O desespero pela vitória, juntamente dos ataques atômicos em Hiroshima e Nagasaki, jogou o Japão em um processo de desmoralização e crise durante os anos que sucederam a Segunda Guerra Mundial, anos esses que marcaram o início do desenvolvimento dos armamentos nuclearespelas grandes potencias mundiais.
Diante de uma corrida armamentista que definia o poder pela capacidade de destruição em massa, ainda mais em uma época de tensão política entre esses poderes dominantes, um medo pairou sobre a humanidade, o medo de um futuro em ruínas criado por essas armas apocalípticas. É assim que, em 1954, o diretor japonês Ishirō Honda nos concedeu um filme que transmitia bem esse medo das armas nucleares, fazendo isso na idealização de um monstro, um monstro chamado Godzilla.
O Godzilla então se torna a personificação do medo da bomba, uma memória sombria de um país que sofreu com a guerra, uma criatura destrutiva que surge da radiação perpetuante da arma que destruiu a dignidade do Japão, temas esses que são abordados com maestria no épico Godzilla Minus One do diretor Takashi Yamazaki. Como uma retomada do simbolismo do monstro, o longa não só atribui um caráter mitológico ao Godzilla, mas também o relaciona ao imaginário traumatizante da Segunda Guerra que afligiu o povo japonês, sendo todo esse trauma refletido no protagonista Koichi (Ryunosuke Kamiki), um soldado kamizake que se recusou a “morrer com honra”pelo seu país, sofrendo com sua moralidade em meio ao caos que se encontra sua nação. Essa moralidade que assombra Koichi se escancara com a figura destrutiva do Godzilla, que nesse filme se mostra como sua versão mais violenta e impulsa, uma força da natureza imparável cuja única razão existencial é causar destruição, não só física para as cidades, mas também psicológica e emocional ao protagonista.

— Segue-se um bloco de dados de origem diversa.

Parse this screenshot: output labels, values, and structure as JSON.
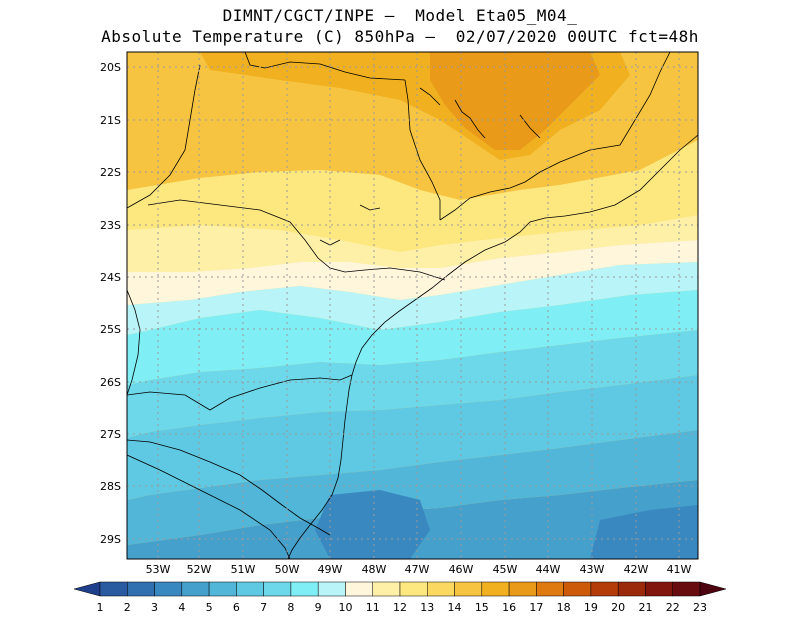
{
  "title": {
    "line1": "DIMNT/CGCT/INPE –  Model Eta05_M04_",
    "line2": "Absolute Temperature (C) 850hPa –  02/07/2020 00UTC fct=48h"
  },
  "map": {
    "lat_labels": [
      "20S",
      "21S",
      "22S",
      "23S",
      "24S",
      "25S",
      "26S",
      "27S",
      "28S",
      "29S"
    ],
    "lon_labels": [
      "53W",
      "52W",
      "51W",
      "50W",
      "49W",
      "48W",
      "47W",
      "46W",
      "45W",
      "44W",
      "43W",
      "42W",
      "41W"
    ],
    "gridlines": "dotted",
    "variable": "temperature_850hPa_C"
  },
  "colorbar": {
    "labels": [
      "1",
      "2",
      "3",
      "4",
      "5",
      "6",
      "7",
      "8",
      "9",
      "10",
      "11",
      "12",
      "13",
      "14",
      "15",
      "16",
      "17",
      "18",
      "19",
      "20",
      "21",
      "22",
      "23"
    ],
    "colors": [
      "#1f3f8c",
      "#2a5aa0",
      "#3070b0",
      "#3a88c0",
      "#45a0cc",
      "#52b6d8",
      "#5fc8e2",
      "#6cd8ea",
      "#80eef5",
      "#b8f4f8",
      "#fff6dc",
      "#fff0a8",
      "#fde880",
      "#fbd860",
      "#f6c440",
      "#f0b020",
      "#e89a18",
      "#de7a10",
      "#cc5a08",
      "#b43c08",
      "#9a2a0a",
      "#80160c",
      "#680c10",
      "#4e0410"
    ]
  },
  "colors": {
    "coast": "#000000",
    "grid": "#9a9a9a"
  }
}
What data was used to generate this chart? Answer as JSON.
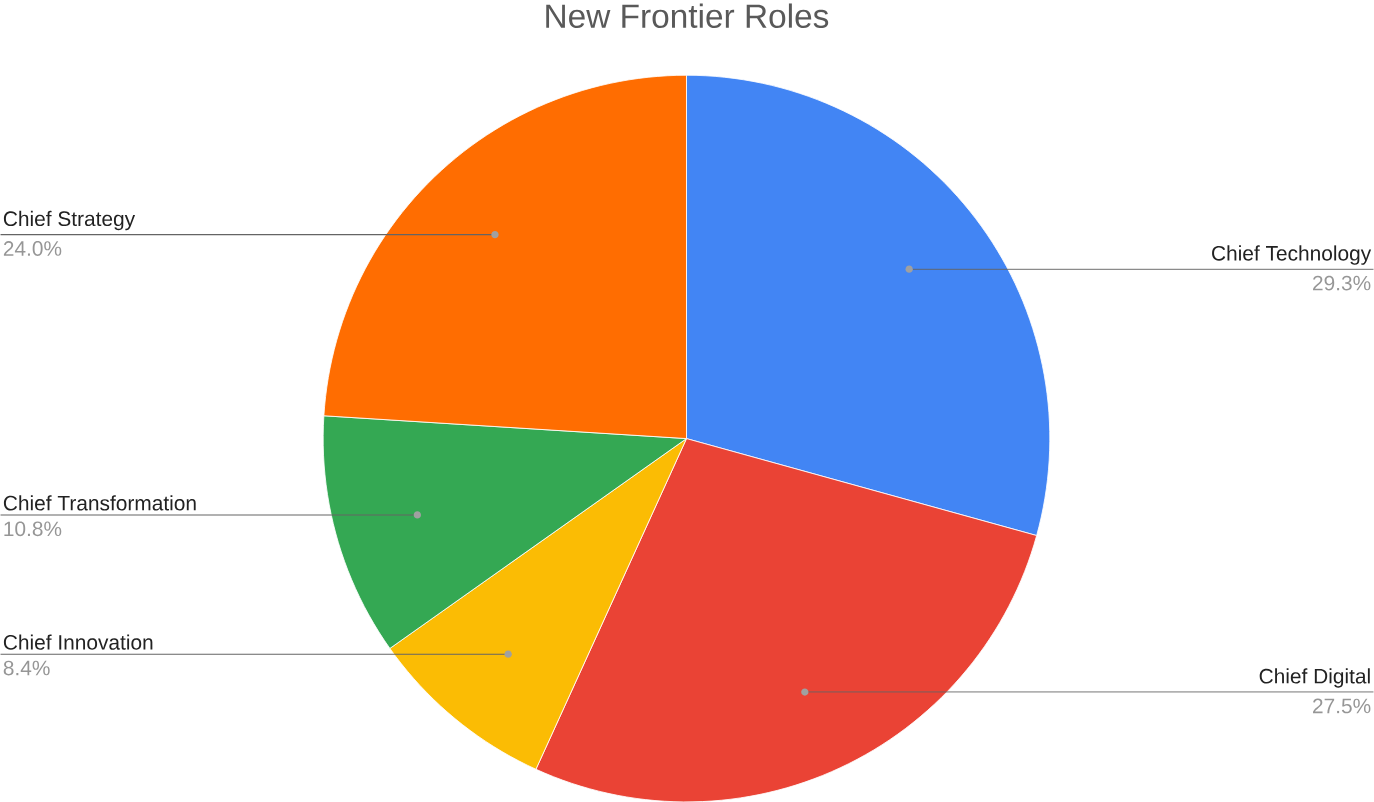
{
  "chart_data": {
    "type": "pie",
    "title": "New Frontier Roles",
    "categories": [
      "Chief Technology",
      "Chief Digital",
      "Chief Innovation",
      "Chief Transformation",
      "Chief Strategy"
    ],
    "values": [
      29.3,
      27.5,
      8.4,
      10.8,
      24.0
    ],
    "colors": [
      "#4285f4",
      "#ea4335",
      "#fbbc04",
      "#34a853",
      "#ff6d01"
    ],
    "value_labels": [
      "29.3%",
      "27.5%",
      "8.4%",
      "10.8%",
      "24.0%"
    ]
  }
}
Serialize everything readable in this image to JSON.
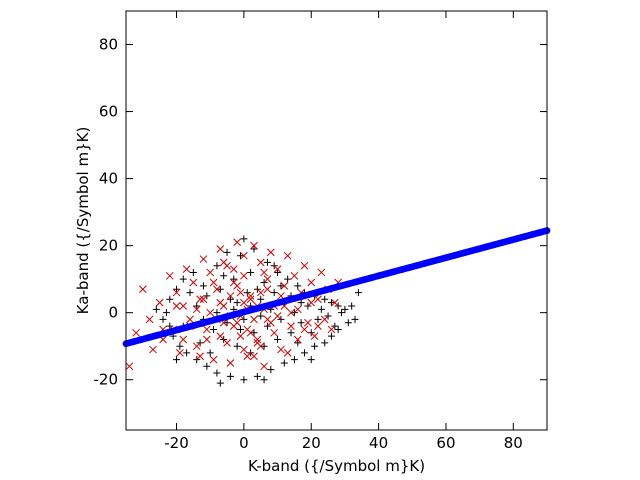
{
  "chart_data": {
    "type": "scatter",
    "title": "",
    "xlabel": "K-band ({/Symbol m}K)",
    "ylabel": "Ka-band ({/Symbol m}K)",
    "xlim": [
      -35,
      90
    ],
    "ylim": [
      -35,
      90
    ],
    "xticks": [
      -20,
      0,
      20,
      40,
      60,
      80
    ],
    "yticks": [
      -20,
      0,
      20,
      40,
      60,
      80
    ],
    "grid": false,
    "legend": "none",
    "series": [
      {
        "marker": "plus",
        "color": "#000000",
        "values": [
          [
            -12,
            8
          ],
          [
            -8,
            14
          ],
          [
            -5,
            18
          ],
          [
            0,
            22
          ],
          [
            3,
            19
          ],
          [
            7,
            15
          ],
          [
            10,
            12
          ],
          [
            13,
            10
          ],
          [
            16,
            8
          ],
          [
            18,
            6
          ],
          [
            21,
            5
          ],
          [
            24,
            4
          ],
          [
            26,
            3
          ],
          [
            28,
            2
          ],
          [
            30,
            1
          ],
          [
            31,
            -3
          ],
          [
            28,
            -5
          ],
          [
            26,
            -7
          ],
          [
            24,
            -9
          ],
          [
            21,
            -10
          ],
          [
            18,
            -12
          ],
          [
            15,
            -14
          ],
          [
            12,
            -15
          ],
          [
            8,
            -17
          ],
          [
            4,
            -19
          ],
          [
            0,
            -20
          ],
          [
            -4,
            -19
          ],
          [
            -8,
            -18
          ],
          [
            -11,
            -16
          ],
          [
            -14,
            -14
          ],
          [
            -17,
            -12
          ],
          [
            -19,
            -10
          ],
          [
            -21,
            -7
          ],
          [
            -22,
            -4
          ],
          [
            -23,
            0
          ],
          [
            -22,
            4
          ],
          [
            -20,
            7
          ],
          [
            -18,
            10
          ],
          [
            -15,
            12
          ],
          [
            -3,
            10
          ],
          [
            2,
            12
          ],
          [
            6,
            9
          ],
          [
            9,
            6
          ],
          [
            12,
            3
          ],
          [
            15,
            0
          ],
          [
            17,
            -3
          ],
          [
            14,
            -6
          ],
          [
            10,
            -8
          ],
          [
            6,
            -10
          ],
          [
            2,
            -12
          ],
          [
            -2,
            -10
          ],
          [
            -6,
            -8
          ],
          [
            -9,
            -5
          ],
          [
            -12,
            -2
          ],
          [
            -14,
            2
          ],
          [
            -11,
            5
          ],
          [
            -7,
            7
          ],
          [
            -4,
            4
          ],
          [
            1,
            6
          ],
          [
            5,
            4
          ],
          [
            8,
            1
          ],
          [
            11,
            -2
          ],
          [
            7,
            -4
          ],
          [
            3,
            -6
          ],
          [
            -1,
            -5
          ],
          [
            -5,
            -3
          ],
          [
            -8,
            0
          ],
          [
            -3,
            1
          ],
          [
            2,
            2
          ],
          [
            5,
            -1
          ],
          [
            0,
            -2
          ],
          [
            -2,
            3
          ],
          [
            4,
            7
          ],
          [
            -6,
            11
          ],
          [
            9,
            14
          ],
          [
            19,
            2
          ],
          [
            22,
            -2
          ],
          [
            20,
            -6
          ],
          [
            16,
            -9
          ],
          [
            -16,
            6
          ],
          [
            -18,
            -4
          ],
          [
            -13,
            -9
          ],
          [
            -10,
            -12
          ],
          [
            11,
            8
          ],
          [
            14,
            5
          ],
          [
            17,
            3
          ],
          [
            23,
            1
          ],
          [
            25,
            -1
          ],
          [
            27,
            -4
          ],
          [
            29,
            0
          ],
          [
            32,
            2
          ],
          [
            34,
            6
          ],
          [
            33,
            -2
          ],
          [
            -24,
            -2
          ],
          [
            -26,
            1
          ],
          [
            -20,
            -14
          ],
          [
            -7,
            -21
          ],
          [
            6,
            -20
          ],
          [
            20,
            -14
          ],
          [
            -1,
            17
          ]
        ]
      },
      {
        "marker": "cross",
        "color": "#cc0000",
        "values": [
          [
            -34,
            -16
          ],
          [
            -32,
            -6
          ],
          [
            -30,
            7
          ],
          [
            -28,
            -2
          ],
          [
            -27,
            -11
          ],
          [
            -25,
            3
          ],
          [
            -24,
            -8
          ],
          [
            -22,
            11
          ],
          [
            -21,
            -5
          ],
          [
            -20,
            6
          ],
          [
            -19,
            -12
          ],
          [
            -18,
            2
          ],
          [
            -17,
            13
          ],
          [
            -16,
            -4
          ],
          [
            -15,
            9
          ],
          [
            -14,
            -10
          ],
          [
            -13,
            4
          ],
          [
            -12,
            16
          ],
          [
            -11,
            -8
          ],
          [
            -10,
            12
          ],
          [
            -9,
            -14
          ],
          [
            -8,
            7
          ],
          [
            -7,
            19
          ],
          [
            -6,
            -3
          ],
          [
            -5,
            14
          ],
          [
            -4,
            -15
          ],
          [
            -3,
            9
          ],
          [
            -2,
            21
          ],
          [
            -1,
            -7
          ],
          [
            0,
            17
          ],
          [
            1,
            -13
          ],
          [
            2,
            5
          ],
          [
            3,
            20
          ],
          [
            4,
            -9
          ],
          [
            5,
            15
          ],
          [
            6,
            -16
          ],
          [
            7,
            10
          ],
          [
            8,
            18
          ],
          [
            9,
            -6
          ],
          [
            10,
            13
          ],
          [
            11,
            -11
          ],
          [
            12,
            8
          ],
          [
            13,
            17
          ],
          [
            14,
            -4
          ],
          [
            15,
            11
          ],
          [
            16,
            -8
          ],
          [
            17,
            6
          ],
          [
            18,
            14
          ],
          [
            19,
            -3
          ],
          [
            20,
            9
          ],
          [
            21,
            -7
          ],
          [
            22,
            4
          ],
          [
            23,
            12
          ],
          [
            24,
            -2
          ],
          [
            25,
            7
          ],
          [
            26,
            -5
          ],
          [
            27,
            3
          ],
          [
            28,
            9
          ],
          [
            -6,
            2
          ],
          [
            -3,
            -4
          ],
          [
            0,
            3
          ],
          [
            3,
            -2
          ],
          [
            6,
            1
          ],
          [
            -8,
            -2
          ],
          [
            9,
            2
          ],
          [
            -4,
            5
          ],
          [
            2,
            -6
          ],
          [
            5,
            6
          ],
          [
            -1,
            -1
          ],
          [
            1,
            1
          ],
          [
            -10,
            0
          ],
          [
            10,
            -1
          ],
          [
            -12,
            4
          ],
          [
            12,
            2
          ],
          [
            -2,
            8
          ],
          [
            4,
            -8
          ],
          [
            -7,
            -7
          ],
          [
            7,
            7
          ],
          [
            -14,
            1
          ],
          [
            14,
            0
          ],
          [
            -5,
            -9
          ],
          [
            5,
            -10
          ],
          [
            -9,
            9
          ],
          [
            8,
            -3
          ],
          [
            -11,
            -5
          ],
          [
            11,
            5
          ],
          [
            0,
            -11
          ],
          [
            0,
            11
          ],
          [
            -16,
            -2
          ],
          [
            16,
            1
          ],
          [
            -3,
            13
          ],
          [
            3,
            -13
          ],
          [
            -18,
            -8
          ],
          [
            18,
            -5
          ],
          [
            -20,
            2
          ],
          [
            20,
            3
          ],
          [
            -6,
            15
          ],
          [
            6,
            12
          ],
          [
            -13,
            -13
          ],
          [
            13,
            -12
          ],
          [
            -24,
            -5
          ],
          [
            22,
            -4
          ],
          [
            -1,
            6
          ],
          [
            1,
            -5
          ],
          [
            -4,
            -1
          ],
          [
            4,
            2
          ],
          [
            -7,
            3
          ],
          [
            7,
            -2
          ],
          [
            -2,
            -3
          ],
          [
            2,
            4
          ]
        ]
      },
      {
        "marker": "dot",
        "color": "#0000ff",
        "x_range": [
          -35,
          90
        ],
        "slope": 0.27,
        "intercept": 0.2
      }
    ]
  }
}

Yamazaki cava fundo na alma de Koichi, como o ex-soldado observa tudo em sua volta desmoronar perante suas crenças que nem mesmo ele consegue definir de forma exata. O personagem se torna uma alegoria para a desmoralização do Japão, sendo na figura do Godzilla onde essa desmoralização ganha uma forma física que não pode ser impedida, muito menos destruída. Toda a destruição causa pelo kaiju não se torna apenas um espetáculo visual como objetivo de entreter aqueles que estão assistindo, mas também um elemento dramático poderoso, algo que se entrelaça de forma magnifica com o núcleo dos personagens humanos, que eleva a moral do povo ao exaltar a união popular contra o mal que os assola. O diretor não fugiu do classicismo que definiu o personagem pelos anos longos em que se tornou um marco da cultura pop, mas sim aderiu uma profundidade nas questões que o cercam, fazendo isso de uma forma espetacular.